Magari quello no, ma invidiare le emozioni che ha saputo trarre e lo spirito con cui ha affrontato questa avventura sicuramente.
Penso che molti di voi non sappiano che cosa si provi ad essere nella stessa situazione, non sapere come tornare a casa. Io l'ho provato. Come [MENTION=47688]Ipercool[/MENTION] ero lontano da casa, 70 chilometri, un copertone squarciato e una camera d'aria, che non potevo mettere, perché avrei forato, per la seconda volta, nel giro di 100 metri. Al contrario di lui, non avevo nessuno da chiamare, nemmeno gli amici, perché nonostante il sabato o erano al lavoro o in bici come me.

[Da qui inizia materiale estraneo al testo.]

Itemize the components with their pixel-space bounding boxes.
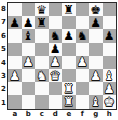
square-h7[interactable] xyxy=(103,16,117,29)
square-a5[interactable] xyxy=(8,43,22,56)
square-c7[interactable]: ♜ xyxy=(35,16,49,29)
square-g4[interactable] xyxy=(89,56,103,69)
square-b8[interactable] xyxy=(22,3,36,16)
square-h5[interactable] xyxy=(103,43,117,56)
piece-black-pawn[interactable]: ♟ xyxy=(9,17,20,29)
file-label-g: g xyxy=(89,110,103,119)
square-c8[interactable]: ♛ xyxy=(35,3,49,16)
square-h2[interactable]: ♟ xyxy=(103,82,117,95)
square-f1[interactable] xyxy=(76,95,90,108)
square-c4[interactable] xyxy=(35,56,49,69)
rank-label-5: 5 xyxy=(0,42,7,55)
square-e1[interactable]: ♜ xyxy=(62,95,76,108)
square-f5[interactable] xyxy=(76,43,90,56)
piece-white-king[interactable]: ♚ xyxy=(104,96,115,108)
square-b7[interactable]: ♟ xyxy=(22,16,36,29)
square-b1[interactable] xyxy=(22,95,36,108)
square-c3[interactable]: ♞ xyxy=(35,69,49,82)
file-label-a: a xyxy=(8,110,22,119)
square-b4[interactable]: ♟ xyxy=(22,56,36,69)
square-a8[interactable] xyxy=(8,3,22,16)
square-g1[interactable]: ♝ xyxy=(89,95,103,108)
piece-black-pawn[interactable]: ♟ xyxy=(104,30,115,42)
square-h4[interactable] xyxy=(103,56,117,69)
square-f4[interactable]: ♟ xyxy=(76,56,90,69)
file-label-f: f xyxy=(76,110,90,119)
square-g2[interactable] xyxy=(89,82,103,95)
piece-black-king[interactable]: ♚ xyxy=(90,4,101,16)
rank-label-8: 8 xyxy=(0,2,7,15)
square-a7[interactable]: ♟ xyxy=(8,16,22,29)
square-c5[interactable] xyxy=(35,43,49,56)
piece-black-rook[interactable]: ♜ xyxy=(63,4,74,16)
piece-white-pawn[interactable]: ♟ xyxy=(77,56,88,68)
square-f6[interactable]: ♞ xyxy=(76,29,90,42)
piece-white-knight[interactable]: ♞ xyxy=(36,70,47,82)
square-g6[interactable] xyxy=(89,29,103,42)
square-f7[interactable] xyxy=(76,16,90,29)
rank-label-4: 4 xyxy=(0,56,7,69)
square-f2[interactable] xyxy=(76,82,90,95)
square-c1[interactable] xyxy=(35,95,49,108)
rank-label-3: 3 xyxy=(0,69,7,82)
square-e6[interactable]: ♟ xyxy=(62,29,76,42)
square-e3[interactable] xyxy=(62,69,76,82)
file-label-e: e xyxy=(62,110,76,119)
file-label-h: h xyxy=(103,110,117,119)
piece-white-pawn[interactable]: ♟ xyxy=(90,70,101,82)
rank-label-6: 6 xyxy=(0,29,7,42)
square-f8[interactable] xyxy=(76,3,90,16)
piece-black-bishop[interactable]: ♝ xyxy=(23,30,34,42)
square-h8[interactable] xyxy=(103,3,117,16)
square-a6[interactable] xyxy=(8,29,22,42)
rank-label-7: 7 xyxy=(0,15,7,28)
piece-white-pawn[interactable]: ♟ xyxy=(104,83,115,95)
square-e4[interactable] xyxy=(62,56,76,69)
rank-label-2: 2 xyxy=(0,83,7,96)
file-label-d: d xyxy=(49,110,63,119)
chess-diagram: 87654321 ♛♜♚♟♟♜♟♝♞♟♞♟♟♟♟♟♟♞♛♟♝♜♟♜♝♚ abcd… xyxy=(0,0,118,120)
square-d3[interactable]: ♛ xyxy=(49,69,63,82)
piece-black-pawn[interactable]: ♟ xyxy=(90,17,101,29)
piece-white-pawn[interactable]: ♟ xyxy=(9,70,20,82)
piece-white-bishop[interactable]: ♝ xyxy=(90,96,101,108)
square-h1[interactable]: ♚ xyxy=(103,95,117,108)
square-c6[interactable] xyxy=(35,29,49,42)
piece-white-pawn[interactable]: ♟ xyxy=(50,56,61,68)
piece-black-knight[interactable]: ♞ xyxy=(77,30,88,42)
square-g7[interactable]: ♟ xyxy=(89,16,103,29)
square-g5[interactable] xyxy=(89,43,103,56)
file-label-c: c xyxy=(35,110,49,119)
square-d2[interactable] xyxy=(49,82,63,95)
square-c2[interactable] xyxy=(35,82,49,95)
rank-label-1: 1 xyxy=(0,96,7,109)
square-a4[interactable] xyxy=(8,56,22,69)
piece-black-rook[interactable]: ♜ xyxy=(36,17,47,29)
square-b3[interactable] xyxy=(22,69,36,82)
square-d8[interactable] xyxy=(49,3,63,16)
square-b5[interactable] xyxy=(22,43,36,56)
chess-board[interactable]: ♛♜♚♟♟♜♟♝♞♟♞♟♟♟♟♟♟♞♛♟♝♜♟♜♝♚ xyxy=(7,2,117,110)
piece-black-pawn[interactable]: ♟ xyxy=(23,17,34,29)
square-d7[interactable] xyxy=(49,16,63,29)
square-e8[interactable]: ♜ xyxy=(62,3,76,16)
square-g8[interactable]: ♚ xyxy=(89,3,103,16)
square-d5[interactable]: ♟ xyxy=(49,43,63,56)
file-labels: abcdefgh xyxy=(8,110,117,119)
piece-black-queen[interactable]: ♛ xyxy=(36,4,47,16)
piece-white-queen[interactable]: ♛ xyxy=(50,70,61,82)
square-e7[interactable] xyxy=(62,16,76,29)
piece-white-bishop[interactable]: ♝ xyxy=(104,70,115,82)
file-label-b: b xyxy=(22,110,36,119)
square-e2[interactable]: ♜ xyxy=(62,82,76,95)
square-b6[interactable]: ♝ xyxy=(22,29,36,42)
piece-black-pawn[interactable]: ♟ xyxy=(63,30,74,42)
piece-white-rook[interactable]: ♜ xyxy=(63,83,74,95)
square-d1[interactable] xyxy=(49,95,63,108)
square-g3[interactable]: ♟ xyxy=(89,69,103,82)
piece-white-pawn[interactable]: ♟ xyxy=(23,56,34,68)
square-h3[interactable]: ♝ xyxy=(103,69,117,82)
square-e5[interactable] xyxy=(62,43,76,56)
square-b2[interactable] xyxy=(22,82,36,95)
square-h6[interactable]: ♟ xyxy=(103,29,117,42)
square-a3[interactable]: ♟ xyxy=(8,69,22,82)
square-d4[interactable]: ♟ xyxy=(49,56,63,69)
square-a1[interactable] xyxy=(8,95,22,108)
piece-black-pawn[interactable]: ♟ xyxy=(50,43,61,55)
rank-labels: 87654321 xyxy=(0,2,7,110)
square-a2[interactable] xyxy=(8,82,22,95)
piece-black-knight[interactable]: ♞ xyxy=(50,30,61,42)
piece-white-rook[interactable]: ♜ xyxy=(63,96,74,108)
square-f3[interactable] xyxy=(76,69,90,82)
square-d6[interactable]: ♞ xyxy=(49,29,63,42)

Mi sono salvato con la carta di una barretta che ha protetto la camera d'aria dallo squarcio, e con quella, a passo d'uomo, attento alla minima pietruzza mi sono fatto 70 chilometri.
Per questo non lo invidio, perché so come ci si sente in quelle condizioni. Conosco la sensazione che ti prende. 60 chilometri sono una sciocchezza in bici, ma sono tanti se rimani appiedato.
Al contrario di lui, non ebbi aiuto nemmeno da chi mi vide fermo sulla strada. Uno mi chiese persino se avevo bisogno, ma quando gli risposi di sì, proseguì senza fermarsi. Ed era in salita.
Detto questo, la mia disavventura, come quella di Ipercool, è uno dei ricordi più intensi della mia carriera ciclistica e quando posso la racconto. E penso che per lui sarà lo stesso. Ma arrivare a casa con oltre tre ore di ritardo non mi fece piacere, soprattutto perché temevo di forare di nuovo da un momento all'altro in una zona disabitata. Mi potei rilassare solo quando ritornai sulla costa, perché ormai ero arrivato e al limite avrei camminato.
Il copertoncino l'ho conservato per anni per mostrare a tutti lo squarcio.
L'epica della (dis)avventura è bella solo a posteriori, quando ci sei dentro un po' meno.